Phrase incident
Performance Disruption of Identity management - IDM (EU) and Phrase TMS (EU) between February 4, 2025 11:10 AM CET and February 4, 2025 11:50 AM CET
Phrase experienced a critical incident on February 4, 2025 affecting Analytics and API and 1 more component, lasting 48m. The incident has been resolved; the full update timeline is below.
Affected components
Update timeline
- investigating Feb 04, 2025, 10:27 AM UTC
Our engineers are currently investigating the root cause. We apologize for any inconvenience caused.
- investigating Feb 04, 2025, 10:51 AM UTC
We are actively working on resolving the issue.
- monitoring Feb 04, 2025, 11:07 AM UTC
Users should be able to log in. We keep monitoring the situation.
- resolved Feb 04, 2025, 11:16 AM UTC
The performance disruption should be resolved now and users should be able to access the platform. All systems are now operating normally. We apologize for the inconvenience caused by this.

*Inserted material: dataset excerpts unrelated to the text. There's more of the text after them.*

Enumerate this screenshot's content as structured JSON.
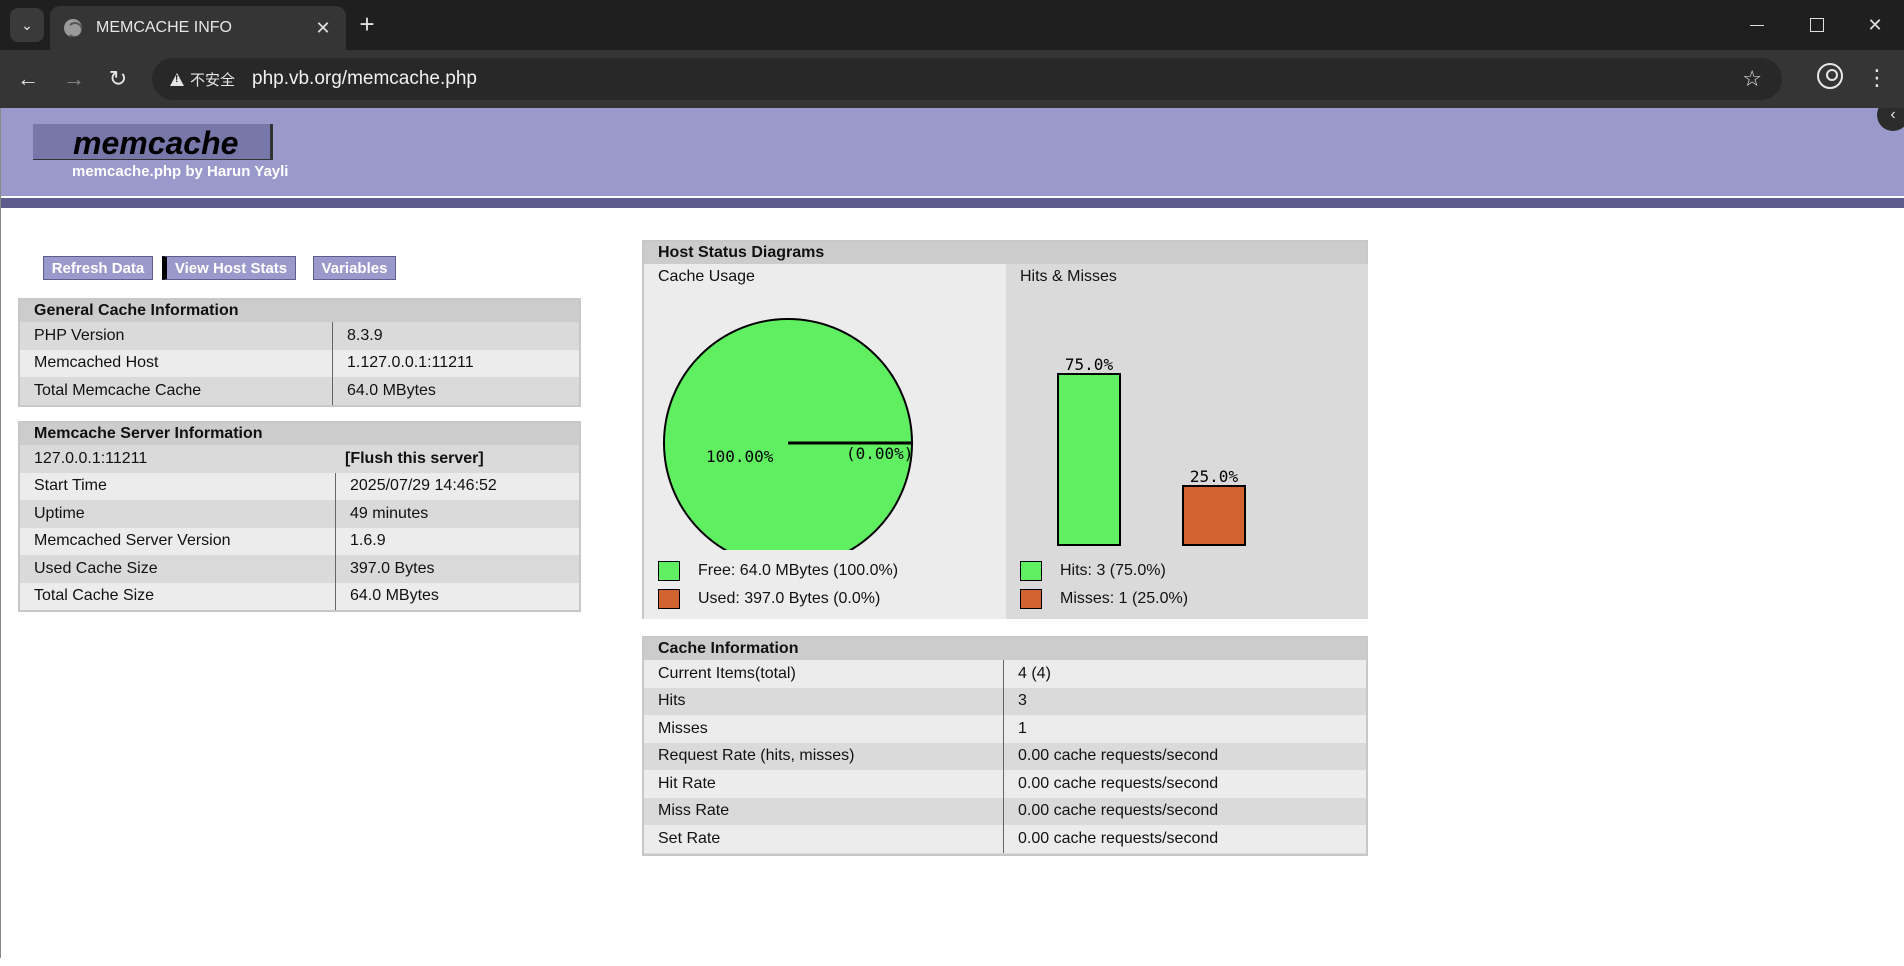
{
  "browser": {
    "tab_title": "MEMCACHE INFO",
    "security_label": "不安全",
    "url": "php.vb.org/memcache.php"
  },
  "header": {
    "logo": "memcache",
    "subtitle": "memcache.php by Harun Yayli"
  },
  "menu": {
    "refresh": "Refresh Data",
    "host_stats": "View Host Stats",
    "variables": "Variables"
  },
  "general": {
    "title": "General Cache Information",
    "rows": [
      {
        "k": "PHP Version",
        "v": "8.3.9"
      },
      {
        "k": "Memcached Host",
        "v": "1.127.0.0.1:11211"
      },
      {
        "k": "Total Memcache Cache",
        "v": "64.0 MBytes"
      }
    ]
  },
  "server": {
    "title": "Memcache Server Information",
    "host": "127.0.0.1:11211",
    "flush": "[Flush this server]",
    "rows": [
      {
        "k": "Start Time",
        "v": "2025/07/29 14:46:52"
      },
      {
        "k": "Uptime",
        "v": "49 minutes"
      },
      {
        "k": "Memcached Server Version",
        "v": "1.6.9"
      },
      {
        "k": "Used Cache Size",
        "v": "397.0 Bytes"
      },
      {
        "k": "Total Cache Size",
        "v": "64.0 MBytes"
      }
    ]
  },
  "diagrams": {
    "title": "Host Status Diagrams",
    "cache_usage": {
      "label": "Cache Usage",
      "free_label": "Free: 64.0 MBytes (100.0%)",
      "used_label": "Used: 397.0 Bytes (0.0%)"
    },
    "hits_misses": {
      "label": "Hits & Misses",
      "hits_label": "Hits: 3 (75.0%)",
      "misses_label": "Misses: 1 (25.0%)"
    },
    "colors": {
      "green": "#60ef60",
      "orange": "#d2622f"
    }
  },
  "chart_data": [
    {
      "type": "pie",
      "categories": [
        "Free",
        "Used"
      ],
      "values": [
        100.0,
        0.0
      ],
      "labels": [
        "100.00%",
        "(0.00%)"
      ]
    },
    {
      "type": "bar",
      "categories": [
        "Hits",
        "Misses"
      ],
      "values": [
        75.0,
        25.0
      ],
      "labels": [
        "75.0%",
        "25.0%"
      ]
    }
  ],
  "cache_info": {
    "title": "Cache Information",
    "rows": [
      {
        "k": "Current Items(total)",
        "v": "4 (4)"
      },
      {
        "k": "Hits",
        "v": "3"
      },
      {
        "k": "Misses",
        "v": "1"
      },
      {
        "k": "Request Rate (hits, misses)",
        "v": "0.00 cache requests/second"
      },
      {
        "k": "Hit Rate",
        "v": "0.00 cache requests/second"
      },
      {
        "k": "Miss Rate",
        "v": "0.00 cache requests/second"
      },
      {
        "k": "Set Rate",
        "v": "0.00 cache requests/second"
      }
    ]
  }
}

- postmortem Feb 20, 2025, 08:26 AM UTC
### **Introduction** We would like to share more details about the events that occurred with Phrase between 11:10 AM CET and 11:50 AM CEST on February 4, 2025 which led to a performance disruption of identity management - IDM \(EU\) and Phrase TMS \(EU\) and what Phrase engineers are doing to prevent these issues from reoccurring. ### **Timeline** Feb 4, 2025 @ 10:38:41 - deployment of IDM services v25.3.1 to us-east-1 started Feb 4, 2025 @ 10:50:30 - IDM services successfully deployed and smoke tested at us-east-1 Feb 4, 2025 @ 11:01:30.189 - deployment of IDM services v25.3.1 to eu-west-1 started Feb 4, 2025 @ 11:08:41.625 - IDM BE service started to fail API requests due to an exhausted DB connection pool. This caused pod restarts and general unavailability of the IDM service. As a consequence, the TMS service started to fail. Feb 4, 2025 @ 11:32:43.972 - rollback to IDM services v25.2.4 \(US services were rolled back as well, although no issue was detected\). Feb 4, 2025 @ 11:51:13.680 - the last appearance of the error in the log \(after redeployment recovery\) Feb 4, 2025 @ 11:51:14 - functionality of IDM and TMS services are fully restored ### **Root Cause** A new code change introduced an inconsistency in cached data. During the rolling deployment, the new version of the application was trying to read and store a new object from/to a cache, while the still running old version was trying to read and store a different object from/to the same cache. In short, the old and new versions were loading and replacing the cached value again and again. This and a high load during the deployment process caused a depletion of DB connections, causing IDM unavailability. ### **Actions to Prevent Recurrence** The growth team will implement a better mechanism for caching that will ensure each application version is using its own cache to prevent such issues in the future.